Mezbahaları ve orada yaşanan zulmü anlatmaya, “Anne demeden önce et demişim” diyerek başlıyor Av. Melike Özdemir Ballı. Çok da etkili, çünkü çoğumuz aradaki farkı geç anlıyoruz yediğimiz içtiğimiz konusunda. İterek değil, hemhal olup yan yana gelerek yapılacak hak mücadelesi. İnekler özgür olmalı evet. Yanındaki yavrusu da anneyle yeşil çayırlarda yaşamalı.
Bize hazırlanan masa ve sandalyeleri henüz hiçbir okulda kullanmadık. Çünkü salona, sınıfa dağılıyoruz. Aralarında sorular cevaplar ve doğrudan iletişimle bilgi paylaşımı yapıyoruz. O nedenle sonraki okulların hiç birinde bizi masada yan yana otururken görmeyeceksiniz. Yerimizde duramıyoruz.

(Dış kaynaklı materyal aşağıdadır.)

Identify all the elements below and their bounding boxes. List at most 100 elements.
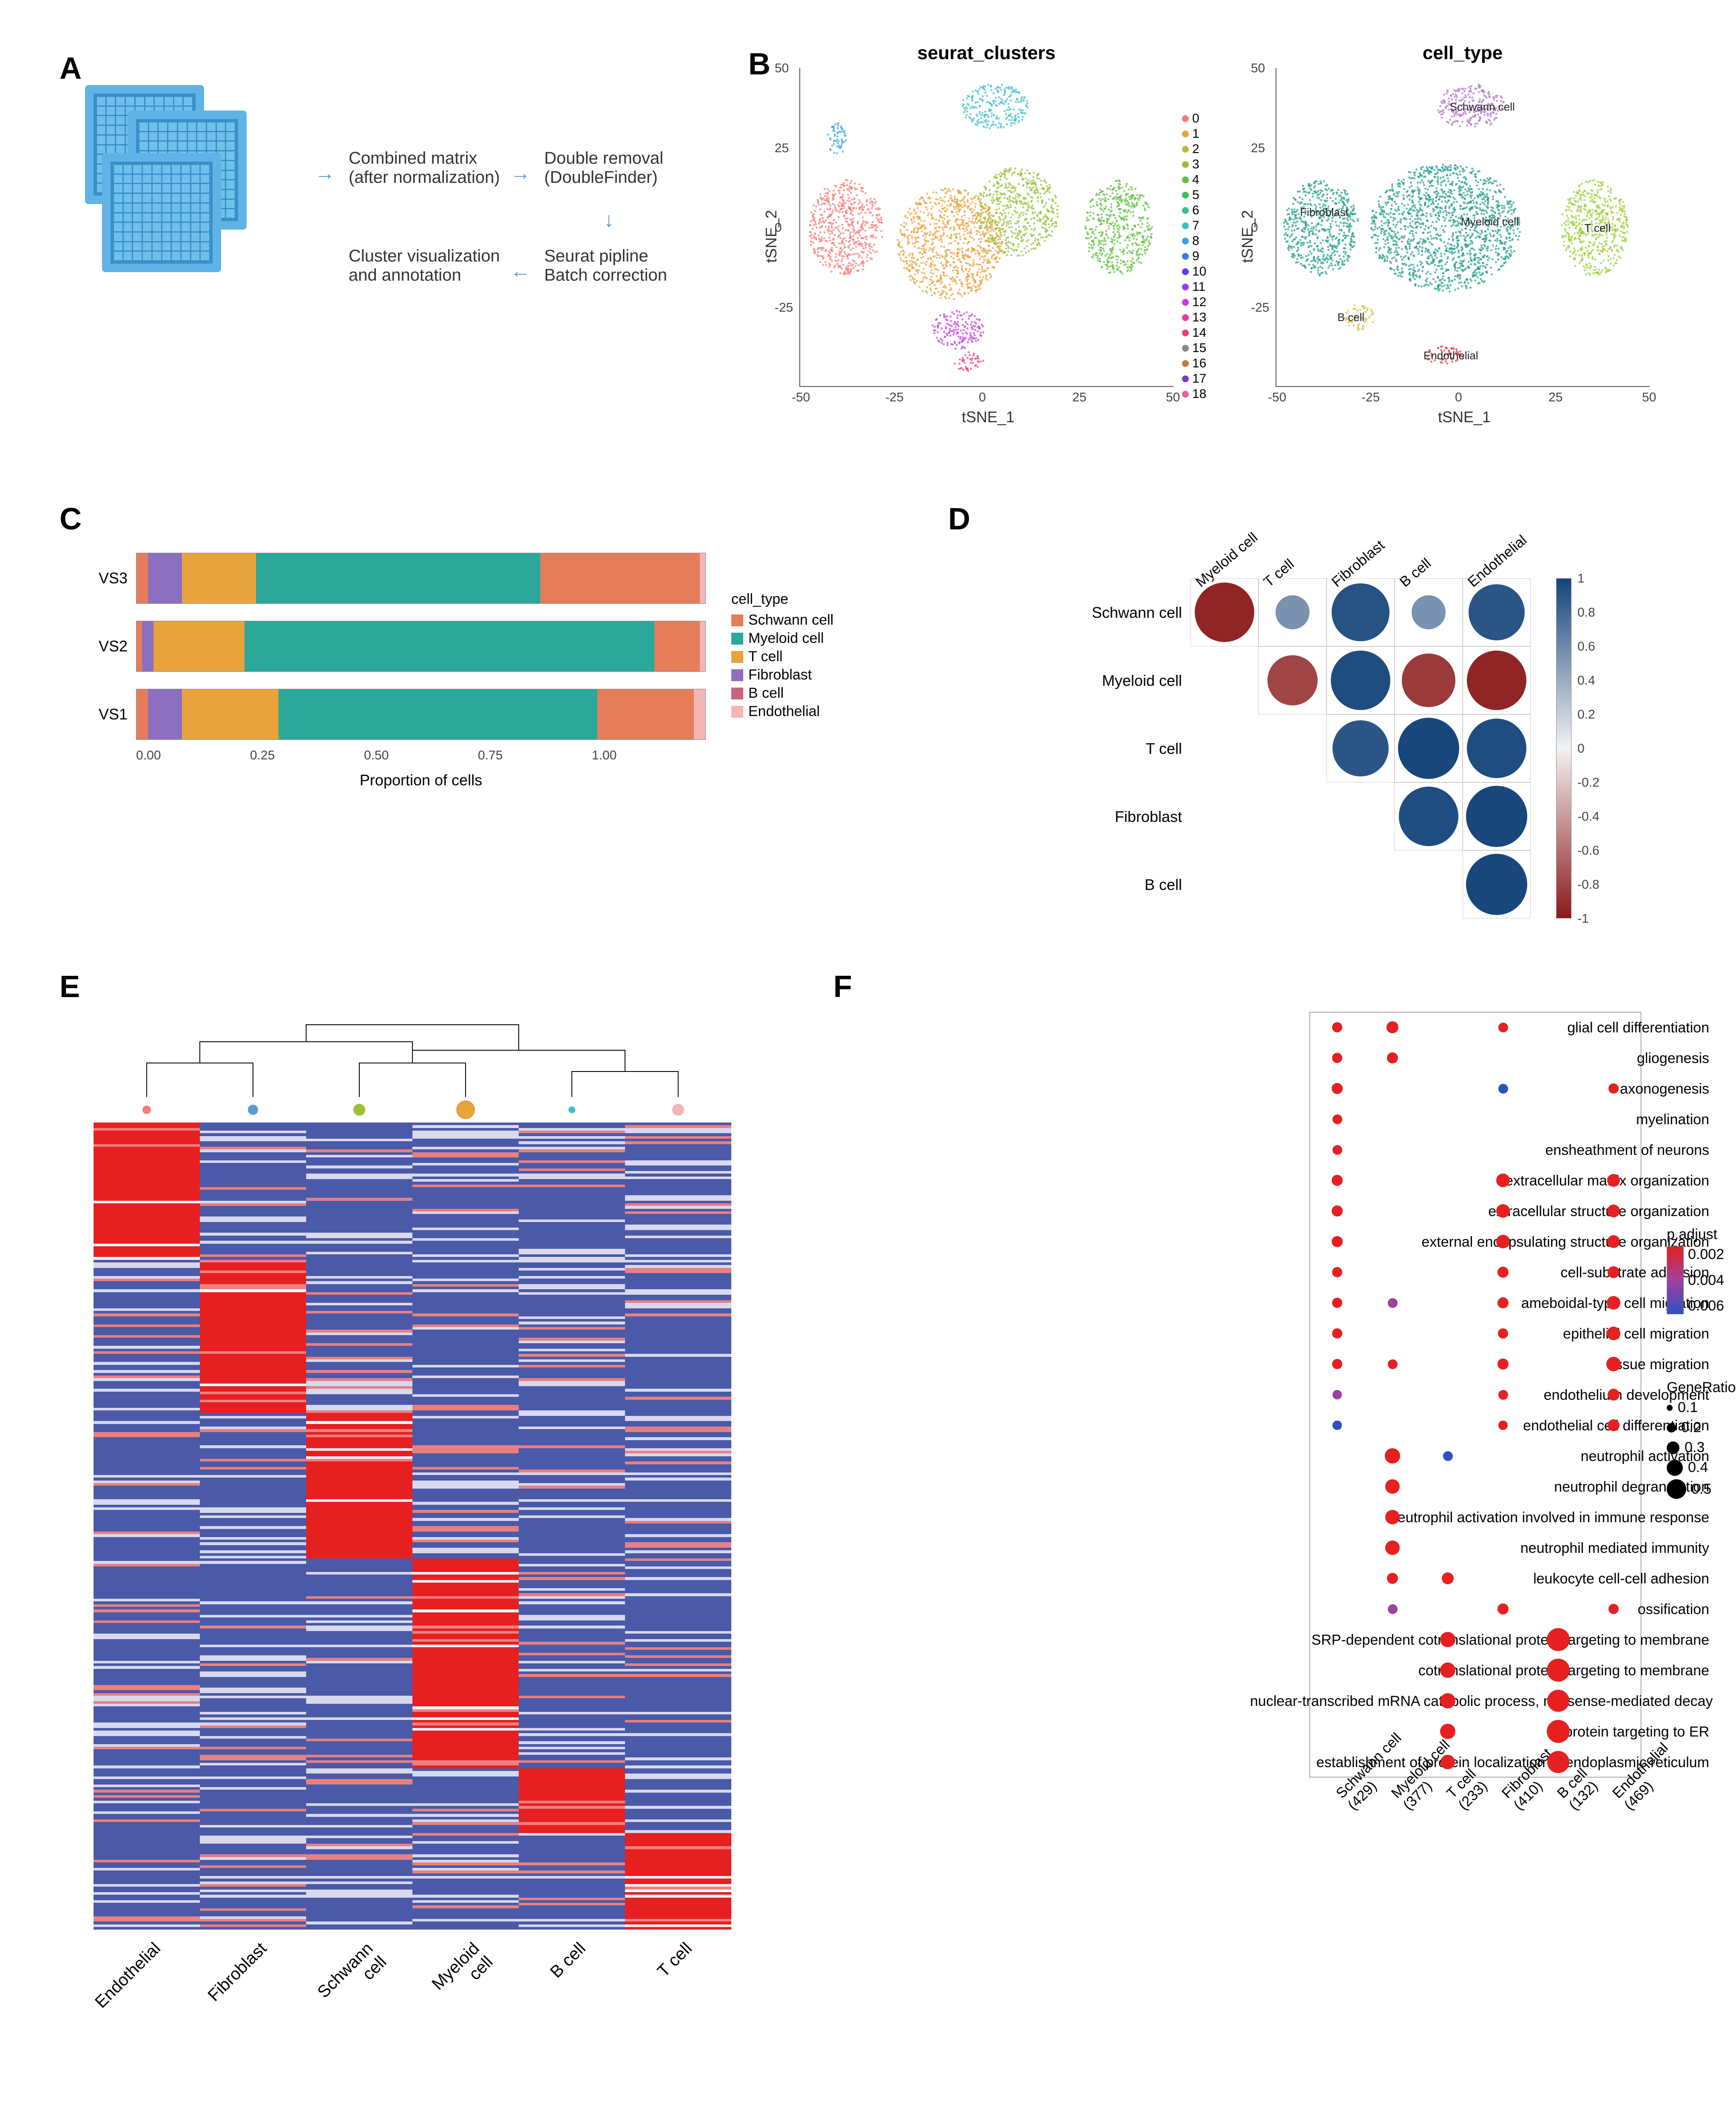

Bıldırcın, tavşan ve kekliğin ortak özelliği, insanlar tarafından “av” adı verilen takip ve öldürme hareketiyle yok edilmeleridir. Bu nedenle “av cinayettir” diyoruz ve anlatıyoruz. Spor nedir bilen gençler avın asla spor tanımında olmayacağını ilan ediyorlar.
Teller ardına ölümüne kapatılmış hiçbir canlı mutlu olamaz. Daha az yiyecek bulsa da, bizimle yaşadığı yerlerde olmak ister. Özellikle de köpekler. Gençler bu konuda çok aktif. Onları yaşadıkları yerde besleyen, ailesiyle birlikte takip eden çok öğrenci var, umut verici. Slayt ve sunum sonrası sorular sorular sorular. İnanılmaz sorular karşısında biz “bile” bazen terliyoruz. Ve iyi ki öyle. Mutlulukla, heyecanla ve aslında hep birlikte öğreniyor, güçleniyoruz. “Adalet” tüm canlılar için. Koşulsuz ve şart. Kendi haklarımızı bilmekle başlayan bu yolculuğu seviyoruz. Ekip yeni bir okula doğru yollara revan oluyor sonra. Hepsi ilk gittiğimiz an gibi heyecanla.
Proje ekibine, sevgili öğretmenler ve öğrenci arkadaşlarımıza bir kez daha teşekkür ediyoruz. İletişimimiz kopmayacak elbette.